10 Common Traits of Companies Who Leverage Social Media Marketing to Achieve the Desired Constituent Response
With the rapid emergence of Web 2.0 platforms and technologies, many Fortune 500 companies are now utilizing their websites and digital media assets to create mash-ups, crowdsource, microblog, and publish data in a way that promotes, engages and influences their key constituents. They are doing this by utilizing social media applications, word of mouth communication tactics, and consumer-centric interactive experiences to mesh business goals with constituent desires. The reward for successfully navigating this next media minefield is often a stronger brand, more loyal customers, and a new type of business mindset whereby markets are conversations.
Companies who have already embraced the type of conversations enabled by digital networks seem to have several things in common. Here are 10 of them:
- An understanding that being responsive to customers with service level agreements that know no boundaries, channel barriers or time constraints.
- Recognition that the online experience you provide is your brand. Great first experiences, like the theoretical ripple effect of a butterfly’s wings, are the catalyst for something larger, positive, profound, and influential, that associates a company with trust.

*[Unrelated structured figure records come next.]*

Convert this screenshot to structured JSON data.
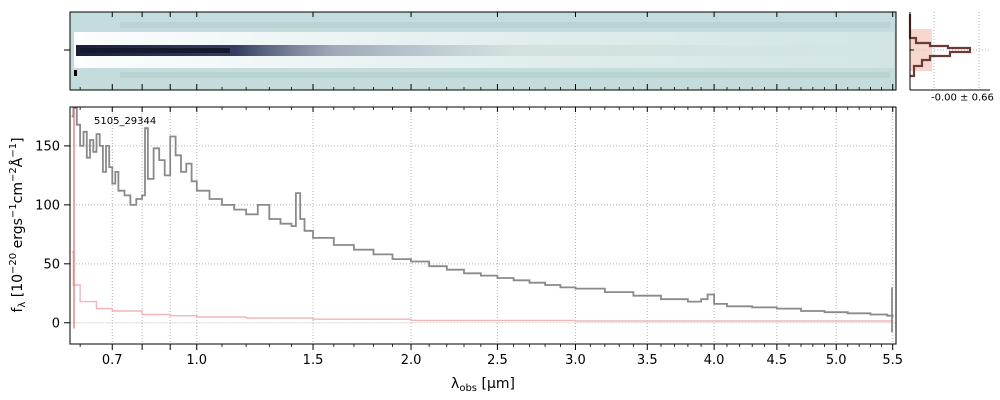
{
  "chart_data": [
    {
      "type": "heatmap",
      "panel": "2d-spectrum",
      "background_color": "#c5dcdc",
      "trace_color": "#1a1f3a"
    },
    {
      "type": "line",
      "panel": "1d-spectrum",
      "annotation": "5105_29344",
      "xlabel_parts": {
        "main": "λ",
        "sub": "obs",
        "unit": " [μm]"
      },
      "ylabel_parts": {
        "f": "f",
        "sub": "λ",
        "open": " [10",
        "exp1": "−20",
        "mid1": " ergs",
        "exp2": "−1",
        "mid2": "cm",
        "exp3": "−2",
        "mid3": "Å",
        "exp4": "−1",
        "close": "]"
      },
      "x_ticks": [
        "0.7",
        "0.8",
        "0.9",
        "1.0",
        "1.5",
        "2.0",
        "2.5",
        "3.0",
        "3.5",
        "4.0",
        "4.5",
        "5.0",
        "5.5"
      ],
      "x_tick_labels": [
        "0.7",
        "",
        "",
        "1.0",
        "1.5",
        "2.0",
        "2.5",
        "3.0",
        "3.5",
        "4.0",
        "4.5",
        "5.0",
        "5.5"
      ],
      "y_ticks": [
        0,
        50,
        100,
        150
      ],
      "ylim": [
        -18,
        183
      ],
      "xlim": [
        0.57,
        5.53
      ],
      "x_scale": "sqrt",
      "grid": true,
      "series": [
        {
          "color": "#8a8a8a",
          "x": [
            0.575,
            0.58,
            0.59,
            0.6,
            0.61,
            0.62,
            0.63,
            0.64,
            0.65,
            0.66,
            0.67,
            0.68,
            0.69,
            0.7,
            0.71,
            0.72,
            0.74,
            0.76,
            0.78,
            0.8,
            0.81,
            0.82,
            0.84,
            0.86,
            0.88,
            0.9,
            0.92,
            0.94,
            0.96,
            0.98,
            1.0,
            1.05,
            1.1,
            1.15,
            1.2,
            1.25,
            1.3,
            1.35,
            1.4,
            1.42,
            1.44,
            1.46,
            1.5,
            1.6,
            1.7,
            1.8,
            1.9,
            2.0,
            2.1,
            2.2,
            2.3,
            2.4,
            2.5,
            2.6,
            2.7,
            2.8,
            2.9,
            3.0,
            3.2,
            3.4,
            3.6,
            3.8,
            3.9,
            3.95,
            4.0,
            4.1,
            4.3,
            4.5,
            4.7,
            4.9,
            5.1,
            5.3,
            5.45,
            5.5
          ],
          "y": [
            175,
            182,
            168,
            150,
            162,
            140,
            155,
            145,
            160,
            150,
            128,
            150,
            132,
            118,
            128,
            112,
            108,
            100,
            105,
            108,
            165,
            122,
            148,
            138,
            125,
            158,
            142,
            128,
            135,
            120,
            112,
            105,
            100,
            96,
            92,
            100,
            88,
            84,
            82,
            110,
            88,
            78,
            72,
            66,
            62,
            58,
            54,
            52,
            48,
            45,
            42,
            40,
            38,
            36,
            34,
            32,
            30,
            29,
            26,
            23,
            20,
            18,
            20,
            24,
            16,
            14,
            13,
            12,
            10,
            9,
            8,
            7,
            6,
            5
          ]
        },
        {
          "color": "#f2b5b5",
          "x": [
            0.575,
            0.58,
            0.6,
            0.65,
            0.7,
            0.8,
            0.9,
            1.0,
            1.2,
            1.5,
            2.0,
            2.5,
            3.0,
            4.0,
            5.0,
            5.5
          ],
          "y": [
            60,
            32,
            18,
            12,
            10,
            7,
            6,
            5,
            4,
            3,
            2,
            2,
            1.5,
            1.5,
            1.5,
            2
          ]
        }
      ]
    },
    {
      "type": "bar",
      "panel": "cross-dispersion-profile",
      "annotation": "-0.00 ± 0.66",
      "profile_color": "#6b3a3a",
      "fill_color": "#f4c9bd"
    }
  ]
}
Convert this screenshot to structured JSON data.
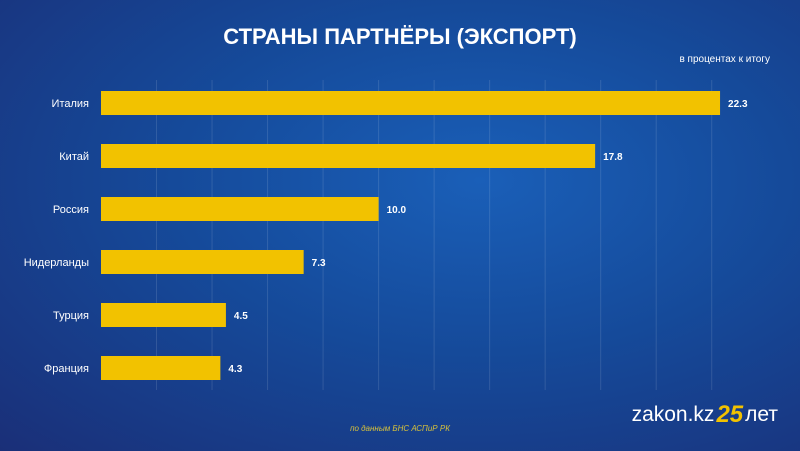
{
  "chart_data": {
    "type": "bar",
    "orientation": "horizontal",
    "title": "СТРАНЫ ПАРТНЁРЫ (ЭКСПОРТ)",
    "subtitle": "в процентах к итогу",
    "categories": [
      "Италия",
      "Китай",
      "Россия",
      "Нидерланды",
      "Турция",
      "Франция"
    ],
    "values": [
      22.3,
      17.8,
      10.0,
      7.3,
      4.5,
      4.3
    ],
    "labels": [
      "22.3",
      "17.8",
      "10.0",
      "7.3",
      "4.5",
      "4.3"
    ],
    "xlim": [
      0,
      24
    ],
    "grid": true,
    "bar_color": "#f2c200"
  },
  "source": "по данным БНС АСПиР РК",
  "logo": {
    "text": "zakon.kz",
    "number": "25",
    "suffix": "лет"
  }
}
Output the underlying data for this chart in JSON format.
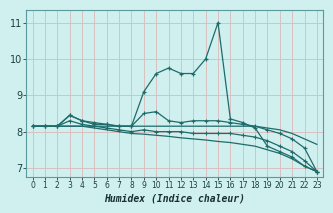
{
  "background_color": "#cff0ee",
  "grid_color": "#d8c0c0",
  "line_color": "#1e6b6b",
  "xlabel": "Humidex (Indice chaleur)",
  "xlim": [
    -0.5,
    23.5
  ],
  "ylim": [
    6.75,
    11.35
  ],
  "yticks": [
    7,
    8,
    9,
    10,
    11
  ],
  "xticks": [
    0,
    1,
    2,
    3,
    4,
    5,
    6,
    7,
    8,
    9,
    10,
    11,
    12,
    13,
    14,
    15,
    16,
    17,
    18,
    19,
    20,
    21,
    22,
    23
  ],
  "curve1_y": [
    8.15,
    8.15,
    8.15,
    8.45,
    8.3,
    8.2,
    8.2,
    8.15,
    8.15,
    9.1,
    9.6,
    9.75,
    9.6,
    9.6,
    10.0,
    11.0,
    8.35,
    8.25,
    8.1,
    7.6,
    7.45,
    7.3,
    7.05,
    6.9
  ],
  "curve2_y": [
    8.15,
    8.15,
    8.15,
    8.15,
    8.15,
    8.15,
    8.15,
    8.15,
    8.15,
    8.15,
    8.15,
    8.15,
    8.15,
    8.15,
    8.15,
    8.15,
    8.15,
    8.15,
    8.15,
    8.1,
    8.05,
    7.95,
    7.8,
    7.65
  ],
  "curve3_y": [
    8.15,
    8.15,
    8.15,
    8.15,
    8.15,
    8.1,
    8.05,
    8.0,
    7.95,
    7.93,
    7.9,
    7.87,
    7.83,
    7.8,
    7.77,
    7.73,
    7.7,
    7.65,
    7.6,
    7.5,
    7.4,
    7.25,
    7.05,
    6.9
  ],
  "curve4_y": [
    8.15,
    8.15,
    8.15,
    8.3,
    8.2,
    8.15,
    8.1,
    8.05,
    8.0,
    8.05,
    8.0,
    8.0,
    8.0,
    7.95,
    7.95,
    7.95,
    7.95,
    7.9,
    7.85,
    7.75,
    7.6,
    7.45,
    7.2,
    6.9
  ],
  "curve5_y": [
    8.15,
    8.15,
    8.15,
    8.45,
    8.3,
    8.25,
    8.2,
    8.15,
    8.15,
    8.5,
    8.55,
    8.3,
    8.25,
    8.3,
    8.3,
    8.3,
    8.25,
    8.2,
    8.15,
    8.05,
    7.95,
    7.8,
    7.55,
    6.9
  ]
}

- Admission that honesty and transparency trumps double-talk and corporate babble-speak. In fact, it’s this real discussion (warts and all) that constituents crave.
- Have a network of smart marketers who prompt audiences to interact because they know that will increase the likelihood that their audiences will transact.
- Have the foresight and knowledge that customer engagement means more than launching an online discussion board, it comes organically through enabling valuable and motivating experiences at every touch point.
- Tend to have empathetic staff who question what they do for a living and then juxtapose this against what they know their consituencies actually need from them—implementing beneficial solutions as a result.
- An appreciation that new web analytics and measurement tools need to speak to where the visitor is going, and not merely to ‘where the puck is’
- Acknowledgement that although user-generated content diffuses corporate governance and editorial authority in some ways, it can be leveraged to boost site credibility and improve natural search results.
- An innate ability to harness the talents of each individual employee to share their knowledge and leverage their personal connections.
- Realizes that effective word of mouth campaigns cannot be manufactured. They tend to be spontaneous, honest and truly viral events centered around humor, oddities, insider news, the taboo or the just plain awe-inspiring.